Syrian rebels in Idlib
Rebel fighters carry Ahrar Al-Sham (left), Free Syrian Army (center) and Nusra Front (right) flags in Idlib city in northern Syria, after they took control of the area March 29, 2015. Reuters/Ammar Abdallah

Syrian rebels launched a major joint offensive Wednesday against President Bashar Assad’s forces in Dera’a, south of the capital Damascus, where the revolution began in 2011. The two main factions now fighting together against the regime there are among the strongest opposition groups in the country, and they may have a chance to inflict severe damage on the Assad’s forces. Yet, even though they were formed from the remnants of the original Free Syrian Army (FSA), they have different ideologies and are not ready to share leadership, fighters with both factions told International Business Times.

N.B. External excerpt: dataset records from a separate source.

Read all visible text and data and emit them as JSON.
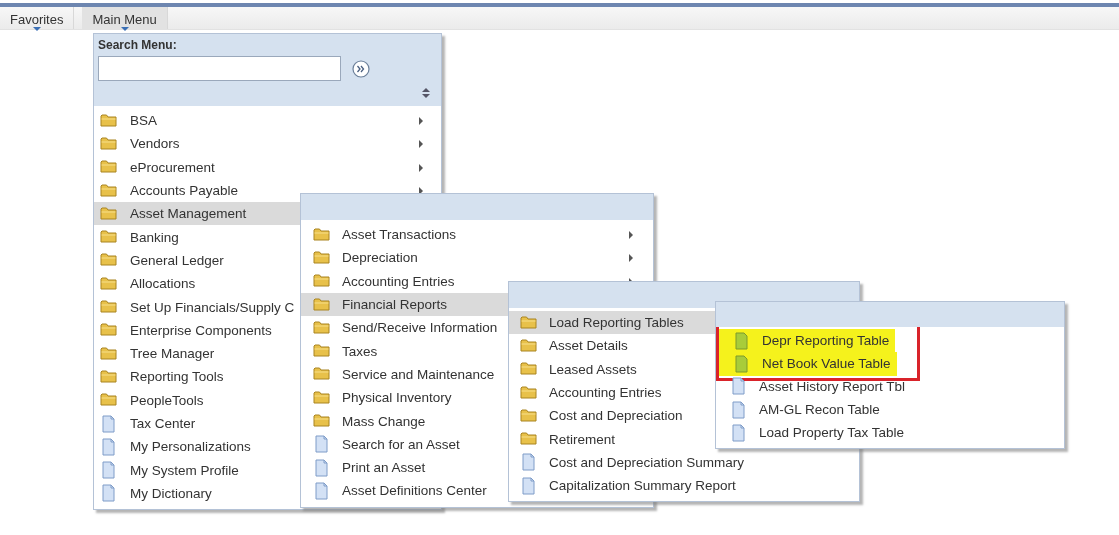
{
  "nav_tabs": [
    {
      "label": "Favorites",
      "selected": false
    },
    {
      "label": "Main Menu",
      "selected": true
    }
  ],
  "search": {
    "label": "Search Menu:"
  },
  "menus": [
    {
      "items": [
        {
          "label": "BSA",
          "kind": "folder",
          "has_submenu": true,
          "selected": false
        },
        {
          "label": "Vendors",
          "kind": "folder",
          "has_submenu": true,
          "selected": false
        },
        {
          "label": "eProcurement",
          "kind": "folder",
          "has_submenu": true,
          "selected": false
        },
        {
          "label": "Accounts Payable",
          "kind": "folder",
          "has_submenu": true,
          "selected": false
        },
        {
          "label": "Asset Management",
          "kind": "folder",
          "has_submenu": false,
          "selected": true
        },
        {
          "label": "Banking",
          "kind": "folder",
          "has_submenu": false,
          "selected": false
        },
        {
          "label": "General Ledger",
          "kind": "folder",
          "has_submenu": false,
          "selected": false
        },
        {
          "label": "Allocations",
          "kind": "folder",
          "has_submenu": false,
          "selected": false
        },
        {
          "label": "Set Up Financials/Supply C",
          "kind": "folder",
          "has_submenu": false,
          "selected": false
        },
        {
          "label": "Enterprise Components",
          "kind": "folder",
          "has_submenu": false,
          "selected": false
        },
        {
          "label": "Tree Manager",
          "kind": "folder",
          "has_submenu": false,
          "selected": false
        },
        {
          "label": "Reporting Tools",
          "kind": "folder",
          "has_submenu": false,
          "selected": false
        },
        {
          "label": "PeopleTools",
          "kind": "folder",
          "has_submenu": false,
          "selected": false
        },
        {
          "label": "Tax Center",
          "kind": "page",
          "has_submenu": false,
          "selected": false
        },
        {
          "label": "My Personalizations",
          "kind": "page",
          "has_submenu": false,
          "selected": false
        },
        {
          "label": "My System Profile",
          "kind": "page",
          "has_submenu": false,
          "selected": false
        },
        {
          "label": "My Dictionary",
          "kind": "page",
          "has_submenu": false,
          "selected": false
        }
      ]
    },
    {
      "items": [
        {
          "label": "Asset Transactions",
          "kind": "folder",
          "has_submenu": true,
          "selected": false
        },
        {
          "label": "Depreciation",
          "kind": "folder",
          "has_submenu": true,
          "selected": false
        },
        {
          "label": "Accounting Entries",
          "kind": "folder",
          "has_submenu": true,
          "selected": false
        },
        {
          "label": "Financial Reports",
          "kind": "folder",
          "has_submenu": false,
          "selected": true
        },
        {
          "label": "Send/Receive Information",
          "kind": "folder",
          "has_submenu": false,
          "selected": false
        },
        {
          "label": "Taxes",
          "kind": "folder",
          "has_submenu": false,
          "selected": false
        },
        {
          "label": "Service and Maintenance",
          "kind": "folder",
          "has_submenu": false,
          "selected": false
        },
        {
          "label": "Physical Inventory",
          "kind": "folder",
          "has_submenu": false,
          "selected": false
        },
        {
          "label": "Mass Change",
          "kind": "folder",
          "has_submenu": false,
          "selected": false
        },
        {
          "label": "Search for an Asset",
          "kind": "page",
          "has_submenu": false,
          "selected": false
        },
        {
          "label": "Print an Asset",
          "kind": "page",
          "has_submenu": false,
          "selected": false
        },
        {
          "label": "Asset Definitions Center",
          "kind": "page",
          "has_submenu": false,
          "selected": false
        }
      ]
    },
    {
      "items": [
        {
          "label": "Load Reporting Tables",
          "kind": "folder",
          "has_submenu": false,
          "selected": true
        },
        {
          "label": "Asset Details",
          "kind": "folder",
          "has_submenu": false,
          "selected": false
        },
        {
          "label": "Leased Assets",
          "kind": "folder",
          "has_submenu": false,
          "selected": false
        },
        {
          "label": "Accounting Entries",
          "kind": "folder",
          "has_submenu": false,
          "selected": false
        },
        {
          "label": "Cost and Depreciation",
          "kind": "folder",
          "has_submenu": false,
          "selected": false
        },
        {
          "label": "Retirement",
          "kind": "folder",
          "has_submenu": false,
          "selected": false
        },
        {
          "label": "Cost and Depreciation Summary",
          "kind": "page",
          "has_submenu": false,
          "selected": false
        },
        {
          "label": "Capitalization Summary Report",
          "kind": "page",
          "has_submenu": false,
          "selected": false
        }
      ]
    },
    {
      "items": [
        {
          "label": "Depr Reporting Table",
          "kind": "page",
          "has_submenu": false,
          "selected": false,
          "highlighted": true
        },
        {
          "label": "Net Book Value Table",
          "kind": "page",
          "has_submenu": false,
          "selected": false,
          "highlighted": true
        },
        {
          "label": "Asset History Report Tbl",
          "kind": "page",
          "has_submenu": false,
          "selected": false,
          "highlighted": false
        },
        {
          "label": "AM-GL Recon Table",
          "kind": "page",
          "has_submenu": false,
          "selected": false,
          "highlighted": false
        },
        {
          "label": "Load Property Tax Table",
          "kind": "page",
          "has_submenu": false,
          "selected": false,
          "highlighted": false
        }
      ]
    }
  ]
}
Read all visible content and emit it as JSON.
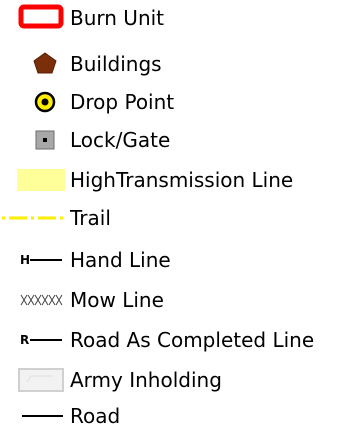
{
  "legend": {
    "items": [
      {
        "label": "Burn Unit",
        "icon": "burn-unit-icon",
        "color": "#ff0000"
      },
      {
        "label": "Buildings",
        "icon": "building-icon",
        "color": "#7a2e0a"
      },
      {
        "label": "Drop Point",
        "icon": "drop-point-icon",
        "color": "#ffee00"
      },
      {
        "label": "Lock/Gate",
        "icon": "lock-gate-icon",
        "color": "#a8a8a8"
      },
      {
        "label": "HighTransmission Line",
        "icon": "transmission-line-icon",
        "color": "#ffff99"
      },
      {
        "label": "Trail",
        "icon": "trail-icon",
        "color": "#ffee00"
      },
      {
        "label": "Hand Line",
        "icon": "hand-line-icon",
        "color": "#000000",
        "letter": "H"
      },
      {
        "label": "Mow Line",
        "icon": "mow-line-icon",
        "color": "#444444"
      },
      {
        "label": "Road As Completed Line",
        "icon": "road-completed-line-icon",
        "color": "#000000",
        "letter": "R"
      },
      {
        "label": "Army Inholding",
        "icon": "army-inholding-icon",
        "color": "#d9d9d9"
      },
      {
        "label": "Road",
        "icon": "road-icon",
        "color": "#000000"
      }
    ]
  }
}
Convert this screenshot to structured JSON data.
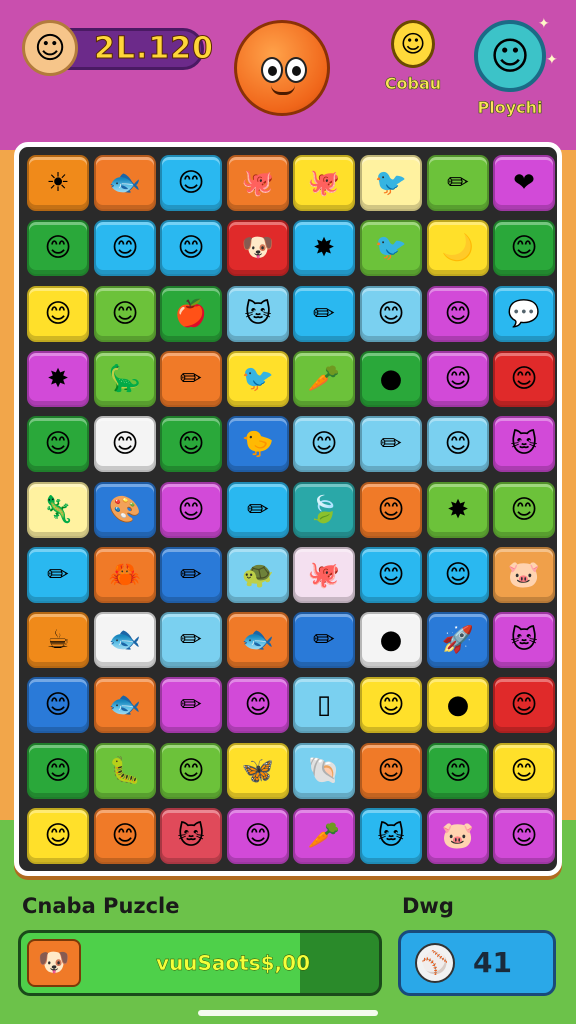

Jaysh al Fatah (Arabic for “Army of Conquest”) partnered with the group known as the Southern Front -- as well as with some battalions in the al Qaeda offshoot in Syria, known as Jabhat al Nusra or the Nusra Front -- in a new offensive called Southern Storm.

Despite their disagreements, Jaysh al Fatah and the Southern Front offer what may be the best opportunity for the opposition to topple Assad’s regime in Damascus, but that poses a policy dilemma for the U.S., which wants to destroy the Islamic State group before focusing on the Syrian regime. The rebel offensive began Wednesday night and continued throughout Thursday. Its immediate goal is to take control of a major supply route that leads directly to Damascus, although the rebels had yet to reach that area as of Thursday night.

The alliance between Jaysh al Fatah and the Southern Front is a new one, formed within the past two months. The two groups may have banded together to maximize their chances against Assad, but they stand in stark contrast to each other in many ways.

Disagreements started before the battle was even joined Wednesday, when Jaysh al Fatah and Southern Front sparred over which of them would make the announcement about the launch of the offensive. It is unclear how involved the Nusra Front is in the battle: Some of its battalions frequently coordinate with more extremist elements within Jaysh al Fatah, such as the group known as Ahrar al-Sham.

Jaysh al Fatah, backed by Turkey, Saudi Arabia and Qatar, has so far focused its efforts in the northern part of the country, taking on the Islamic State group and Assad in major cities such as Aleppo and Idlib. After a string of big victories within the past five months, the rebel group is one of the leading forces in the country, at least in the north. Many of its battalions are religiously very hardline, and some of its members preach extremist Islam.

In contrast, the Southern Front is the only nonhardline Islamist rebel group. It operates predominantly in the southern part of the country, controlling land from the border of Jordan to the Golan Heights. Many of the group’s members served with the original FSA battalions that spearheaded the initial opposition movement in 2011.

For years, the FSA was the leading rebel force in Syria. Factions within the group held discussions with Western countries and even entertained the idea of negotiating with Assad. The FSA lobbied for American weapons, and the U.S. established a CIA program that sent arms to vetted moderate battalions within the organization.

But the emergence of the better-armed, ruthless Islamic State group on the battlefield in Syria last year marked the beginning of the end for the opposition groups the U.S. dubbed the “moderate rebels.” Since then, the FSA has all but dissipated.

Now, Jaysh al Fatah and Southern Front are the only rebel umbrella organizations in Syria that could conceivably receive Western support in the future. Some of the battalions in Jaysh al Fatah are in discussions with the U.S. about taking part in a training program in Turkey, although the program has yet to begin. Others are already being trained at a military base in Jordan.

But the U.S. is not close to arming the Southern Front, at least not yet, because if the group were to succeed in its immediate goal of chasing Assad out of Damascus, then a space may open for the Islamic State group to take over the capital, something the U.S. wants to avoid at all costs. That’s why Washington is focusing on getting rid of the militant group formerly known as either ISIL or ISIS before pursuing Assad.

Without more support, rebels in the Southern Front say they will soon have no other option but to partner with more extremist, and rich, groups such as the Nusra Front. That has Syria’s neighbors, including U.S. allies, worried.

“I think this is more about our regional allies tolerating more local, nationalist forces to directly coordinate with Jabhat al-Nusra and Ahrar al-Sham,” said Andrew J. Tabler, an expert on Syria and senior fellow at the Washington Institute for Near East Policy, a think tank based in Washington. “This is the same formula that has pushed regime forces back in Idlib. The formula has been effective, but it makes U.S. policy options with the armed opposition that much more complicated.”